Veterinary Surgery and Cancer Treatment
Surgery is the oldest and most commonly used form of cancer therapy. The main goal is to eliminate the cancerous cells from the animal’s body. Today, surgery can be used in conjunction with , radiation therapy and/or chemotherapy.. Your veterinarian may recommend surgery for several reasons. These include complete removal of a tumor, partial removal of a tumor, or exploration of a particular area to obtain a sample of tumor tissue and evaluate the extent of normal tissue involvement. In all cases, any tissue removed by surgery is submitted for biopsy (i.e., given to a pathologist to obtain a specific diagnosis).
Types of Surgery in Veterinary Oncology
- Complete cancer removal: Surgery is the standard, and often the only, form of treatment for most benign and some malignant cancers. In these instances, the goal of surgery is to remove all of the tumor cells present in a given location, thereby curing the patient or at the least relieving symptoms for an extended period of time. Surgery is most successful when the cancer has remained in the original location and has not spread to other areas. If the tumor is in a difficult location, for instance in an area that requires removal of a vital organ, your veterinarian may consider using chemotherapy and/or radiation therapy to preserve quality of life
- Debunking (partial removal of cancer): Some cancers are too large or are in locations where they cannot be removed completely by surgery alone. In these cases, surgery is used to remove as much of the cancer as possible, while minimizing damage to surrounding normal tissues and vital structures. Debulking may help increase the mobility of the affected area, and decrease pain. Because cancer cells have been left behind, some additional form of cancer treatment is used following debulking surgery, such as radiation or chemotherapy. When there are fewer cancerous cells present, there is a higher rate of success.
- Exploratory surgery: When cancers are located within the body cavities (i.e., the chest and abdomen), it may be impossible to determine prior to surgery whether complete tumor removal can be accomplished. In these cases, surgery is used to explore, or get a better look at, the tumor and make a decision intraoperatively as to the best surgical approach. This may be a complete removal, debulking, or simply a small biopsy for diagnostic purposes. Before exploratory surgery is considered, the pet owner, oncologist, and surgeon should discuss the various treatment options available depending on what is found during surgery.
The majority of pets having surgery undergo general anesthesia. Veterinary surgeons will usually administer sedatives to relieve anxiety and pain before anesthesia. The anesthetic is placed intravenously, and a breathing tube is placed through the trachea (windpipe). Anesthetic protocols are individually tailored to each pet's medical status, which takes into account such factors as age, liver, kidney, and heart function, and any underlying medical problems. Most pets are at minimal risk for problems associated with general anesthesia.
Recovery from Surgery
All pets experience mild pain and discomfort after surgery. The veterinary surgeon may prescribe pain medication to maintain a level of comfort for your pet after surgery. Most surgical wounds require little or no care beyond observation and simple hygiene.

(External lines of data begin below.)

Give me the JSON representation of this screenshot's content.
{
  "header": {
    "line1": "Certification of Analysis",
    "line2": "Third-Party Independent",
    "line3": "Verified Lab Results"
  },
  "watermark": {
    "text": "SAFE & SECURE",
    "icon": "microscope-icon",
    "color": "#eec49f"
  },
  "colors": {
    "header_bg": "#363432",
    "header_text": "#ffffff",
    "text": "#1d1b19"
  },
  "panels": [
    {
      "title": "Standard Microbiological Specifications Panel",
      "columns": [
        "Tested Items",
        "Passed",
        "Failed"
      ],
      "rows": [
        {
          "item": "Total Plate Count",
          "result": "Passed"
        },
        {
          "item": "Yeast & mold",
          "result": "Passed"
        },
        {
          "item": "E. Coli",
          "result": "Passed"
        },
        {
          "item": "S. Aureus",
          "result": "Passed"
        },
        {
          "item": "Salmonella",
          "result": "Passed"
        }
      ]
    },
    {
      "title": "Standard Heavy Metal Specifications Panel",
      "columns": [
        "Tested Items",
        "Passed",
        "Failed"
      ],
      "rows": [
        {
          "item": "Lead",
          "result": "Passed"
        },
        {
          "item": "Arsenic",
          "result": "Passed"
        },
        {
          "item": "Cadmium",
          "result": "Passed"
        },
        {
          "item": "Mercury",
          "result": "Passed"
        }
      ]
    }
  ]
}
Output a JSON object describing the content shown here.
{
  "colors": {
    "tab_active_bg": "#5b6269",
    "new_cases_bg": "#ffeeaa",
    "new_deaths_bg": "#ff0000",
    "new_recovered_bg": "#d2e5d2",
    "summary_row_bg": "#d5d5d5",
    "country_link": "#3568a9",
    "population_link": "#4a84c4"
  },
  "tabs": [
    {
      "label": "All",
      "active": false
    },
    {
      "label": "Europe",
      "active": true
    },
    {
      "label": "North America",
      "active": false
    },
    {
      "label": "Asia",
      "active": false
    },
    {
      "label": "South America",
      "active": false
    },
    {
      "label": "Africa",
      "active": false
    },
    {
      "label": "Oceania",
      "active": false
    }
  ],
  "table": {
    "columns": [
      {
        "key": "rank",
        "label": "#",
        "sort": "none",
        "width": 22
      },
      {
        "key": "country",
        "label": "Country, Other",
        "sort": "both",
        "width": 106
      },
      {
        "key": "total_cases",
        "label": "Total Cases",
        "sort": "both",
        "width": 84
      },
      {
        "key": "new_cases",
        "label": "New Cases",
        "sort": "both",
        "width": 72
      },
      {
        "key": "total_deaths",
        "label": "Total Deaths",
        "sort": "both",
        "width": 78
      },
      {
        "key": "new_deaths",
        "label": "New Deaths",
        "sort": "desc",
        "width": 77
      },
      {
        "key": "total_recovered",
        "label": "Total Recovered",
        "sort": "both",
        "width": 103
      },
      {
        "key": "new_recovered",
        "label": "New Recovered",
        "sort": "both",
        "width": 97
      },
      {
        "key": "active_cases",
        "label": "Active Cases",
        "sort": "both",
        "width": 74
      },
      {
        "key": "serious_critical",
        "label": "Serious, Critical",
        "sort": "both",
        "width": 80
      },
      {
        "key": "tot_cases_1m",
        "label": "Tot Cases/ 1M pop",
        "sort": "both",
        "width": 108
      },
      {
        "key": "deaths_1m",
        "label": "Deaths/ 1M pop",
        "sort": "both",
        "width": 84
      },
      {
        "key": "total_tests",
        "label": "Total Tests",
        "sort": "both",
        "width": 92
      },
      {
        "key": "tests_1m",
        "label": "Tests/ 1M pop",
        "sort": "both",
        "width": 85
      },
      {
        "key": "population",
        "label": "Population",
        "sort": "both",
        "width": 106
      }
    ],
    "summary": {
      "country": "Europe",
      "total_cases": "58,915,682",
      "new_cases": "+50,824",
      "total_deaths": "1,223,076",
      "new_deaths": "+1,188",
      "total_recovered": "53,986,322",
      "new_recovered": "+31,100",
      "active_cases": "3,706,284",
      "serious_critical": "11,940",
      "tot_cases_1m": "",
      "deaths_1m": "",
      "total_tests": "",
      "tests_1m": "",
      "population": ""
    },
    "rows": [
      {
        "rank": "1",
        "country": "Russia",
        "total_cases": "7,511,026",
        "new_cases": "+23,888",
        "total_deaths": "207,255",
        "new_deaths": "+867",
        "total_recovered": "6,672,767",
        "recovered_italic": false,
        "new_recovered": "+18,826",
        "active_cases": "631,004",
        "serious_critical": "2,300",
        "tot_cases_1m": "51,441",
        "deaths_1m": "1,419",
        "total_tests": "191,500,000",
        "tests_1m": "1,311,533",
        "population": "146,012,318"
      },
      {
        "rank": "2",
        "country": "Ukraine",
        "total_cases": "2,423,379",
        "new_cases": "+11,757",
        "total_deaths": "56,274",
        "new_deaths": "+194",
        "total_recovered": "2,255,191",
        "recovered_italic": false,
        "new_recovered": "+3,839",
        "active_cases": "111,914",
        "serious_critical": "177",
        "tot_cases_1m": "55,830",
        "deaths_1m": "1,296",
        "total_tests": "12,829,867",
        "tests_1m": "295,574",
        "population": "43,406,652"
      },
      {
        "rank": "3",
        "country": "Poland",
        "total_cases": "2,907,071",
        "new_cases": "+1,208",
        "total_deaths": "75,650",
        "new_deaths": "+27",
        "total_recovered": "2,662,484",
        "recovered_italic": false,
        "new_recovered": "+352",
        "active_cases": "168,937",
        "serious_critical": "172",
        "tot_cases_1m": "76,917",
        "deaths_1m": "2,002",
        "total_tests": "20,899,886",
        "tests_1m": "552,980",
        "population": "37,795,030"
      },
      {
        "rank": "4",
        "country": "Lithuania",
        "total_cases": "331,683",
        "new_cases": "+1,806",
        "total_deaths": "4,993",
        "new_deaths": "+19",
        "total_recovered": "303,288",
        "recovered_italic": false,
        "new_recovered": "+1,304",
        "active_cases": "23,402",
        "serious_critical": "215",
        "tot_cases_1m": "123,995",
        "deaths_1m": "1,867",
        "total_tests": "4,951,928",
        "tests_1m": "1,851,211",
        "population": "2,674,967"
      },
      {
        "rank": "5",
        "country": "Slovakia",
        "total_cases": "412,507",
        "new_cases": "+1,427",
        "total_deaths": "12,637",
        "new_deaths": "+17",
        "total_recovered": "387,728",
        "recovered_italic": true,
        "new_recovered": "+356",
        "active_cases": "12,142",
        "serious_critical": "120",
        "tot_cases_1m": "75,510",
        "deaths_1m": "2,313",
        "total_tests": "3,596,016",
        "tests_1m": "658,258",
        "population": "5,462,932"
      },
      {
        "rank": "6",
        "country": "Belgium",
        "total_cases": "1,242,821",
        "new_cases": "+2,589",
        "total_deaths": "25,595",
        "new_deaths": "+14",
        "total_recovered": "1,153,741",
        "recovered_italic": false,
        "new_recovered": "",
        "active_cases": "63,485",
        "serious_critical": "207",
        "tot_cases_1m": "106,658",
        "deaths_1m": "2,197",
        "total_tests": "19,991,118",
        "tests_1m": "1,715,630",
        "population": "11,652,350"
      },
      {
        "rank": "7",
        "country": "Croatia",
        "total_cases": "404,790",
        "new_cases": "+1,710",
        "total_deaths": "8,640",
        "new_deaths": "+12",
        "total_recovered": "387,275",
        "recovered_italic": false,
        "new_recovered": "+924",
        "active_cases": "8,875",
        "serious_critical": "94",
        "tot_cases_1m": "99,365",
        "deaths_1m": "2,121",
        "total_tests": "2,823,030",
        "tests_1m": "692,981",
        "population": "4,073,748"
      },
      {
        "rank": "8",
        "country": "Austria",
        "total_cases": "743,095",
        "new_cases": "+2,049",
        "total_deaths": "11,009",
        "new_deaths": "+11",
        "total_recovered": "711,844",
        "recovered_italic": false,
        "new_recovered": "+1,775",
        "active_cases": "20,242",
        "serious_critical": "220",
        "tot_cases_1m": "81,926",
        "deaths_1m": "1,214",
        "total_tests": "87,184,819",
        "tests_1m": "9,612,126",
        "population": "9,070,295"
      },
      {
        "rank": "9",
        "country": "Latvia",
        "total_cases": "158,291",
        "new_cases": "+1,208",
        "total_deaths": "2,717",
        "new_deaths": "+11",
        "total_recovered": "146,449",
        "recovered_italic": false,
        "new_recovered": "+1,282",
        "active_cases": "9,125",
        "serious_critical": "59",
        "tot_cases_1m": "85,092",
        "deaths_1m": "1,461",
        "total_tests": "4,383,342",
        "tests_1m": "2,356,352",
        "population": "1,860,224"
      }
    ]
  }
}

Each specific surgery and tumor type has its own set of potential complications. Not all of these potential complications are predictable; however, unforeseen complications are rare. If risk factors are present, supportive measures before, during, and after surgery are employed. Prior to surgery, your veterinarian will discuss with you any recognized risk factors and known potential complications relevant to your pet.
Depending on many factors, such as cancer type, completeness of surgical removal, and the likelihood of cancer spread, additional treatments may be recommended for your pet, and you will be referred to the appropriate cancer specialists to discuss these options. If surgery is the only treatment indicated at this time, your veterinarian will recommend an appropriate re-examination schedule and follow-up testing to monitor your pet for recurrence of cancer. The type of tests and frequency of re-examination vary with each case and will be discussed on an individual basis.